Monday, November 27, 2017

Check Your Background, Guns and Yoga

I'm sure you saw that the FBI ran more background gun checks on Black Friday than ever before. How many of those were assault weapons or just _weapons_ that have nothing to do shooting Bambi or turkeys or ducks or some other creature than humans? I grieve as much as I feel the fury, but I would not say more than ever. I would say that it is something I notice, something that I am forced to confront every time I read another story or face the _facts_. We can choose to bring the facts of our collective lives more fully into the conversation, or we can run inside and pretend it's all going to work out for the best.

I long ago understood that I can't spend a moment more looking for peace that is just another bypass, or attach myself to some soporific tripe about how I can go inside, how I need to meditate, how I can be light. If that's what you need to do, I only hope you come out too to read the article about gun sales on Black Friday. For my part, I am meditating with my fury and each day, with news like this, with more grief. I grieve for what could be, for a failing experiment in law and decency, because there are going to be no do overs, no taking back these weapons and what will surely follow. I am not numb to the next time they will be used to kill innocent people. I will not extricate myself from that grief or the fury I feel when the folly, the callow stupidity of it all is _right before our eyes._ We have different values, different opinions, and we are going to have to live with threats of violence that we cannot control and that will not subside.

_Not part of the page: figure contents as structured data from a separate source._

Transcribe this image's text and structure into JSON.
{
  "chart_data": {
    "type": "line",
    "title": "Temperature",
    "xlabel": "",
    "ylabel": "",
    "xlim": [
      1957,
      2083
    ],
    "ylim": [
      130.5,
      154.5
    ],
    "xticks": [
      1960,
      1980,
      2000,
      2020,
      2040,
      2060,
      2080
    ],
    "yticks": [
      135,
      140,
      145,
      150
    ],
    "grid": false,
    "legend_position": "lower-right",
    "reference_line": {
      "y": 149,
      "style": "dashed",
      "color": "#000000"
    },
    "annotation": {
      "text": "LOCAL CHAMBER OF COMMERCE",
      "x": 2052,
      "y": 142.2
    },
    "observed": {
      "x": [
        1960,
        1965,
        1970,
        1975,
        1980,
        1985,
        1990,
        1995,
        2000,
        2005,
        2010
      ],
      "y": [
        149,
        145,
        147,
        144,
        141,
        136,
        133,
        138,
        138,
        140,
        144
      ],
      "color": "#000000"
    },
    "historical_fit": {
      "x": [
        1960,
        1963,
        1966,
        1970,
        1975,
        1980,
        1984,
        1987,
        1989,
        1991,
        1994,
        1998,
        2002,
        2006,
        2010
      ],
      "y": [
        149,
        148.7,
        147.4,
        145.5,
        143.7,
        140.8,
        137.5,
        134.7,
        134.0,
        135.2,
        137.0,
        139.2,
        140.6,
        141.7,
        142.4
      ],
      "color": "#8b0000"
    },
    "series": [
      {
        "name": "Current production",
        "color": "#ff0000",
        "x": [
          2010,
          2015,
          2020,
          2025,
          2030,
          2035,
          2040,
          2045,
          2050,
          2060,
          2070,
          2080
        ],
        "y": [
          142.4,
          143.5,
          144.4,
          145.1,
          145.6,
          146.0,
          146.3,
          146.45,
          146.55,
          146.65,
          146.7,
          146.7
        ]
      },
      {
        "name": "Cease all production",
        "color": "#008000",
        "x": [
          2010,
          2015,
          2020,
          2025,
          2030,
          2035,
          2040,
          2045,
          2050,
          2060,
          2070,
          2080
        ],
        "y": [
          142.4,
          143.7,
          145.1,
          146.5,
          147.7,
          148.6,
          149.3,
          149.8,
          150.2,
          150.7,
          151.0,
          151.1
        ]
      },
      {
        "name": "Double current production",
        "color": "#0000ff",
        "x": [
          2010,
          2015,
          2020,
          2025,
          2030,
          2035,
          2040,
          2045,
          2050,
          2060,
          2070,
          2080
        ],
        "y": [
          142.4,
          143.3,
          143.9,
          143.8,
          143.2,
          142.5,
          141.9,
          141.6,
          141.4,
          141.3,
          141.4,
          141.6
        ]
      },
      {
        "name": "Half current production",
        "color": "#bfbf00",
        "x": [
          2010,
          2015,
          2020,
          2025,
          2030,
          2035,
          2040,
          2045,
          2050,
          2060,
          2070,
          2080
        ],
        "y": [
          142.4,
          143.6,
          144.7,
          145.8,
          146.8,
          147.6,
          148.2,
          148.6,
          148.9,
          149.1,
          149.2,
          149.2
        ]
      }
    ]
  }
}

I plan on feeling +every bit+ of what is human in me, and if that requires an alchemy to endure it, then that must be part of the plan too. For me that alchemy begins in world that still matters to me, in a political experiment that claims humanity and rights are possible. I want to learn every day about folding all of these feelings into a story that lets me live with _all_ of what I feel. Living with myself, that isn't _all_ the yoga I need. I need a yoga that lets me live in a world that confounds and defies credulity, that we cannot fathom but with which we must contend.

And I am not the least bit worried or afraid to feel _more_ of those feelings, especially the grief and anger. I prefer to be drenched in the acidic truth than tell myself that hope is somehow more true, superior, better. Yoga doesn't need to "heal" or make us feel "better." That's something it _can_ do but we forget what more it could do. It can remind us to _engage_ everything we experience, not to give up, and to try every single day to create a way to live with what life presents to us.

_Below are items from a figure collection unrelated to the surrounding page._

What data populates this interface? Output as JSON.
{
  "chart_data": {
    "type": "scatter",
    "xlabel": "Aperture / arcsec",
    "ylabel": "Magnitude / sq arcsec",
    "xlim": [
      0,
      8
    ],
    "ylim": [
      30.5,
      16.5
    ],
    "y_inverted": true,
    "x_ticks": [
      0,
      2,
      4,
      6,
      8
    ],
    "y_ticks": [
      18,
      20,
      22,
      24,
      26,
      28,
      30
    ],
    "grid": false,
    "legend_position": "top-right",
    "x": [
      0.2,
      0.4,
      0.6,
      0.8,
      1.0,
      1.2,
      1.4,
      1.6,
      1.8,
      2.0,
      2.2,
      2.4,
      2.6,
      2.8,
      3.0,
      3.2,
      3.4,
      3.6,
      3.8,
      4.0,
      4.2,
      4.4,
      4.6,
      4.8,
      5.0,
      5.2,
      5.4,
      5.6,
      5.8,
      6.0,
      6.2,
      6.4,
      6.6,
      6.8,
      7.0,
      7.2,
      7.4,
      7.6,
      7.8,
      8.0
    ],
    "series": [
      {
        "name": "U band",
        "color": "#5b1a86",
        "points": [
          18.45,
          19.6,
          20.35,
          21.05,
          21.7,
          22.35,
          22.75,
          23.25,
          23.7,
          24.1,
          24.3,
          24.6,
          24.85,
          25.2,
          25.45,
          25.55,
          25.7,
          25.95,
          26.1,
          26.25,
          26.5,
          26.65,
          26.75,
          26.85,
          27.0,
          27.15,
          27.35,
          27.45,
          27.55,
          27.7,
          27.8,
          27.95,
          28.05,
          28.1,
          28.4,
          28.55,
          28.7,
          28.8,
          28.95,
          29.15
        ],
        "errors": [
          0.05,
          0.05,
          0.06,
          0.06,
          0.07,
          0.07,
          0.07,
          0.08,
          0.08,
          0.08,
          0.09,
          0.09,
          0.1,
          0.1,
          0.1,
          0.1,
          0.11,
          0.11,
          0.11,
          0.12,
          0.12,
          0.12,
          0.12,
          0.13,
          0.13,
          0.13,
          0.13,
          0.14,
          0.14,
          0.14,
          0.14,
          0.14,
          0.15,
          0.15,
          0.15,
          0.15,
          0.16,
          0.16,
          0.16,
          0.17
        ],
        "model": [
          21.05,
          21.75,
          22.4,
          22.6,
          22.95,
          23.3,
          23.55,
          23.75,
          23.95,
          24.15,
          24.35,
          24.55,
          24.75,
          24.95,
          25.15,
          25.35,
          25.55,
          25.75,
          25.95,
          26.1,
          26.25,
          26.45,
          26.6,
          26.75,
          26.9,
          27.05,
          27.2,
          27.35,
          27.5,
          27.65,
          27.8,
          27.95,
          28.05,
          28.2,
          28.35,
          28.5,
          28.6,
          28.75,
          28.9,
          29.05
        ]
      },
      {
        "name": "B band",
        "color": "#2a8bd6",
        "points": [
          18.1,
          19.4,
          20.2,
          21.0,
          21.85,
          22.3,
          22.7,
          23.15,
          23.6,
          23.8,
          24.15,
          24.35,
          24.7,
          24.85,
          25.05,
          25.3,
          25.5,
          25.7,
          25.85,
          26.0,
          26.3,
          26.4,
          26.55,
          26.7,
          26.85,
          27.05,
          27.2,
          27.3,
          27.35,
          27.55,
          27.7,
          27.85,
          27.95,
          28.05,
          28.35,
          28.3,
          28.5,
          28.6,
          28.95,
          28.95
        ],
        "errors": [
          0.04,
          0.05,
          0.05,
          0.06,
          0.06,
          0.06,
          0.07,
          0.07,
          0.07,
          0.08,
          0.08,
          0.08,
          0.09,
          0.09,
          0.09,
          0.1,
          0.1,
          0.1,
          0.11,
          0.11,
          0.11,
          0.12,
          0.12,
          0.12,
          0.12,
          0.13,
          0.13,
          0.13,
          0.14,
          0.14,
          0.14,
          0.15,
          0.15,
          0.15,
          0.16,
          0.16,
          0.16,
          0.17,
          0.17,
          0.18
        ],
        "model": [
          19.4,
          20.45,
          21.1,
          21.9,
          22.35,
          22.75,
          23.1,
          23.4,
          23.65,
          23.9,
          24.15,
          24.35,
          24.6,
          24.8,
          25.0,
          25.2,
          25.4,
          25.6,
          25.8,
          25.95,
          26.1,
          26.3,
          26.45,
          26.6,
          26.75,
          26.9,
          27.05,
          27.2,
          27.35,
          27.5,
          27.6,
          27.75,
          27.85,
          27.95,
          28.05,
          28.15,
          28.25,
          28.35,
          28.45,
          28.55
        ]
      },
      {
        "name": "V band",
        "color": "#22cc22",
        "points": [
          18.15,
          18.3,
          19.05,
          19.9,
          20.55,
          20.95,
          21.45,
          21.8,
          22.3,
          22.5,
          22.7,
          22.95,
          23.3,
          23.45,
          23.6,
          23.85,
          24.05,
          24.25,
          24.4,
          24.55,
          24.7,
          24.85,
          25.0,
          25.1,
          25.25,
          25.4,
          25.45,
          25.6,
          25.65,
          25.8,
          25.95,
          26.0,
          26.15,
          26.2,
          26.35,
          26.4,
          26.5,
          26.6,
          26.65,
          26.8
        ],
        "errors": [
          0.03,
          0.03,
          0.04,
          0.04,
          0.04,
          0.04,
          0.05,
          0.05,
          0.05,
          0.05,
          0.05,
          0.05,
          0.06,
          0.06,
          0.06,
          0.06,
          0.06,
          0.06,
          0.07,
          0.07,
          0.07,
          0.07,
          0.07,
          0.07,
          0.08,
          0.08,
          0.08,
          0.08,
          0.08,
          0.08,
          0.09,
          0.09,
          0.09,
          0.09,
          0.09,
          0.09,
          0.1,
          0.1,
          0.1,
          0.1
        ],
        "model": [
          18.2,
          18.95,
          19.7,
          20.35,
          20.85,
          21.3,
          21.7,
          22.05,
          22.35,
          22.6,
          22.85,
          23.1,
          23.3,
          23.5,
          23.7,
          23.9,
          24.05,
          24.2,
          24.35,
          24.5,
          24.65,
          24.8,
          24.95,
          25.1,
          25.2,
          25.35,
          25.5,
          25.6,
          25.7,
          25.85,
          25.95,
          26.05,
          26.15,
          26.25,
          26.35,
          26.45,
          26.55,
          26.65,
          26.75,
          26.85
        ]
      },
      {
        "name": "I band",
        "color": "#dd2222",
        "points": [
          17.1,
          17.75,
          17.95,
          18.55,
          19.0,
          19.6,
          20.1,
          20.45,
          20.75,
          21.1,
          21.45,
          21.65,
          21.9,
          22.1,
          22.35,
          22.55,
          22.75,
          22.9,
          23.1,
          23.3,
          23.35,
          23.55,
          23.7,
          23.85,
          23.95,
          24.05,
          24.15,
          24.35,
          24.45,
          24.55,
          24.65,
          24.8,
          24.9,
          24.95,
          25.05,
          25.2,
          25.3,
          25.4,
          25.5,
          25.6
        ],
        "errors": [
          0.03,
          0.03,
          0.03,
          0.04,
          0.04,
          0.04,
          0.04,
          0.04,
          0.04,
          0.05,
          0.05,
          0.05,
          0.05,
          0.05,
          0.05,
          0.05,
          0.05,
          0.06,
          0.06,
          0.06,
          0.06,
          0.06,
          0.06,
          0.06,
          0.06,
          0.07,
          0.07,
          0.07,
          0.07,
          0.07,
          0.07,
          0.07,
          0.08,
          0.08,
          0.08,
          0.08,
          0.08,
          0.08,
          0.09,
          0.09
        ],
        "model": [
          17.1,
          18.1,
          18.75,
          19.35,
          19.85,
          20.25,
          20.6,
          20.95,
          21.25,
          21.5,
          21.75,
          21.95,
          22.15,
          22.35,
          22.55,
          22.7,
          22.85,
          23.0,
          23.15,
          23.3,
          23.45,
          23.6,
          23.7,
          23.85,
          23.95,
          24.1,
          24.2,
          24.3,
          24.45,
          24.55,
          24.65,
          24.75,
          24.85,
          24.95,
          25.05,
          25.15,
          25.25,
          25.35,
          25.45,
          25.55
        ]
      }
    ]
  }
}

I am not particularly hopeful because the evidence tells me otherwise. But I turn to the auspicious, the power to think with feelings in radical affirmation. That affirmation can create the inner conversation that tells me that I _must_ address everything I feel, the _whole_ of it, no matter what comes next. What we become together will depend on how willing, how far we are willing to go to make the world less terrifying than it already is. Let's acknowledge the simple fact that it is _our neighbors_ who are armed, locked, and loaded, and how that makes us all complicit in the danger and fear, just like the villains want us to be. And yes, there are villains. Who do we want to be?

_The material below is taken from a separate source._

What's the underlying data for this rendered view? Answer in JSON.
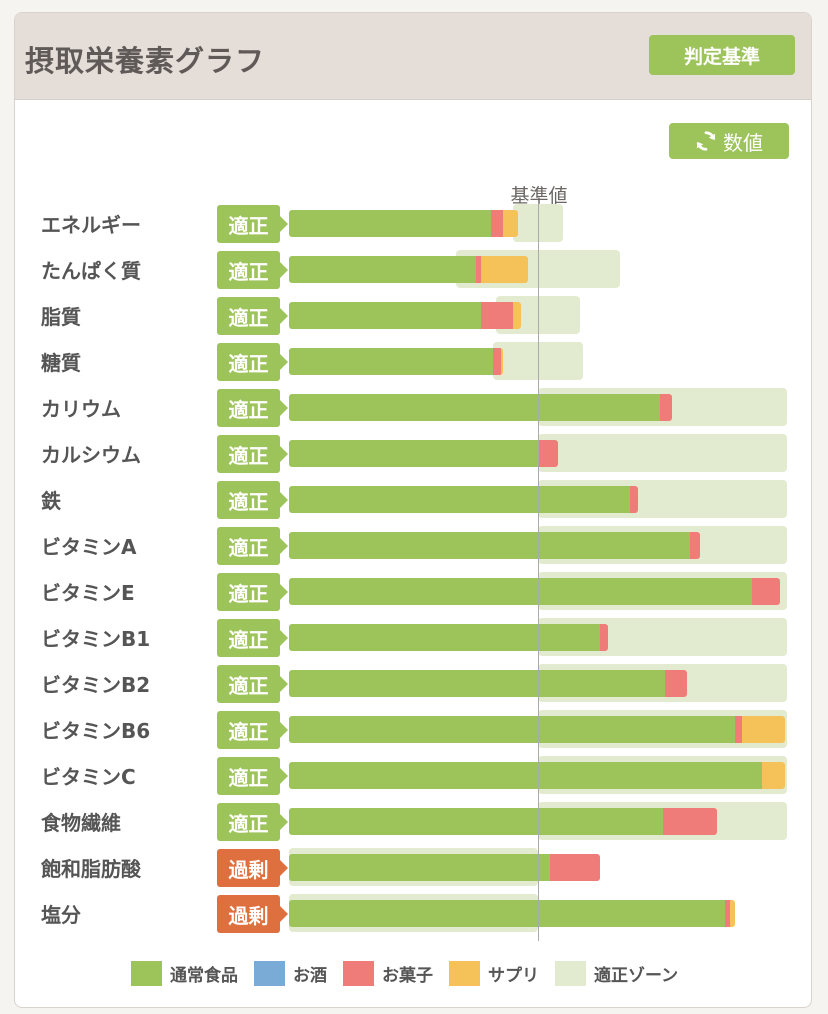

I am not resisting that fear, nor am I willing to deny the danger. I don't have a plan to stop the madness because in America I think it's plain that this train has left the station, and there is only going to be a way to live with this proliferation of the instruments of death. I commend the better angels of our nature, I believe we must believe in them because otherwise there is nothing left to love about this strange, terrifying world that is so full of beauty and wonder too. I take refuge in those who skipped the weekend's background check, folks who too know they must contend with the all of it, armed with open hearts and eyes wide open.